In den sozialen Medien gab es auch Gerüchte über die Aufweichung der Ende-zu-Ende-Verschlüsselung. Zahlreiche Behauptungen werden von Unternehmen normalerweise nicht kommentiert, doch WhatsApp hat die aktuellen einmal zum Anlass genommen, auf die aktuellen Arbeitsweisen hinzuweisen. So werden beispielsweise keine Kontakte mit Facebook geteilt und Gruppen bleiben auch privat.
Eine Übersicht der Grafik, die WhatsApp teilte, haben wir hier auch im Beitrag angehangen. Man betont, dass die Aktualisierung der Datenschutzrichtlinien keine Auswirkungen auf den Datenschutz von Nutzer-Nachrichten mit Freunden oder der Familie habe.
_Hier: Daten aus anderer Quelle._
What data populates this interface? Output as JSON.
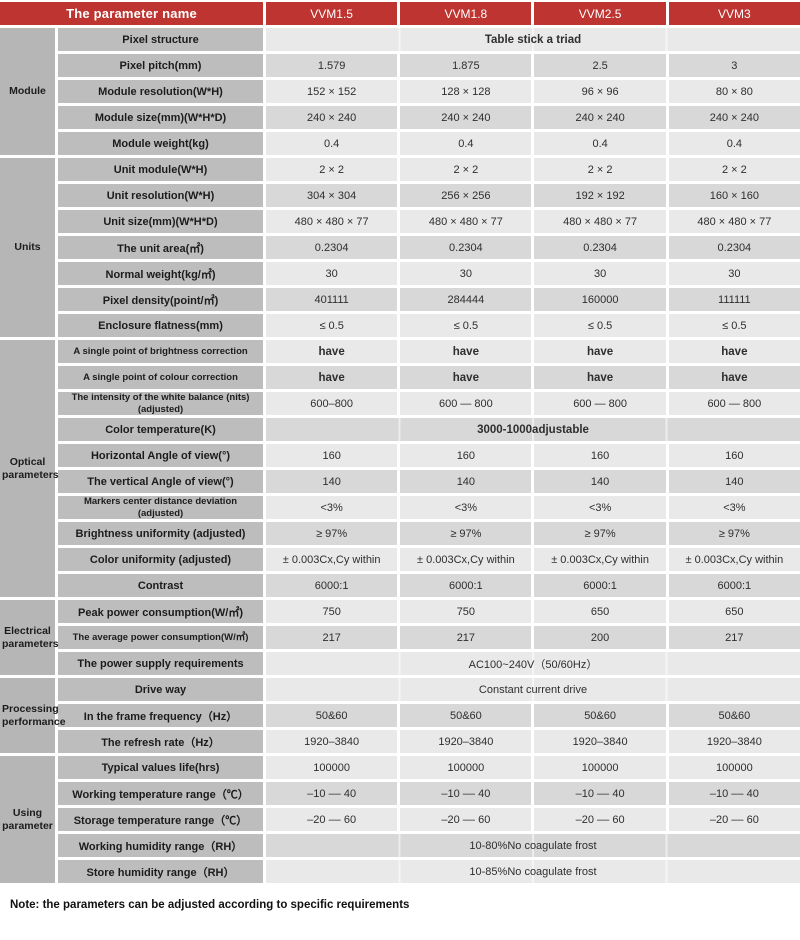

Konkret geht es in den neuen Nutzungsbedingungen auch um den Austausch von Nachrichten über WhatsApp Business. Dort ist es mit dem Schlüsselaustausch bei E2″-Nachrichten etwas anders.
Der Schlüsselaustausch findet normalerweise auf dem Gerät statt und private Nachrichten werden durch End-to-End-Verschlüsselung geschützt. Wenn Nutzer Nachrichten mit einem Unternehmen austauschen, das einen Cloud-Anbieter verwendet, verfügt der Cloud-Anbieter über die Schlüssel, sodass WhatsApp diese Nachrichten unterschiedlich kennzeichne.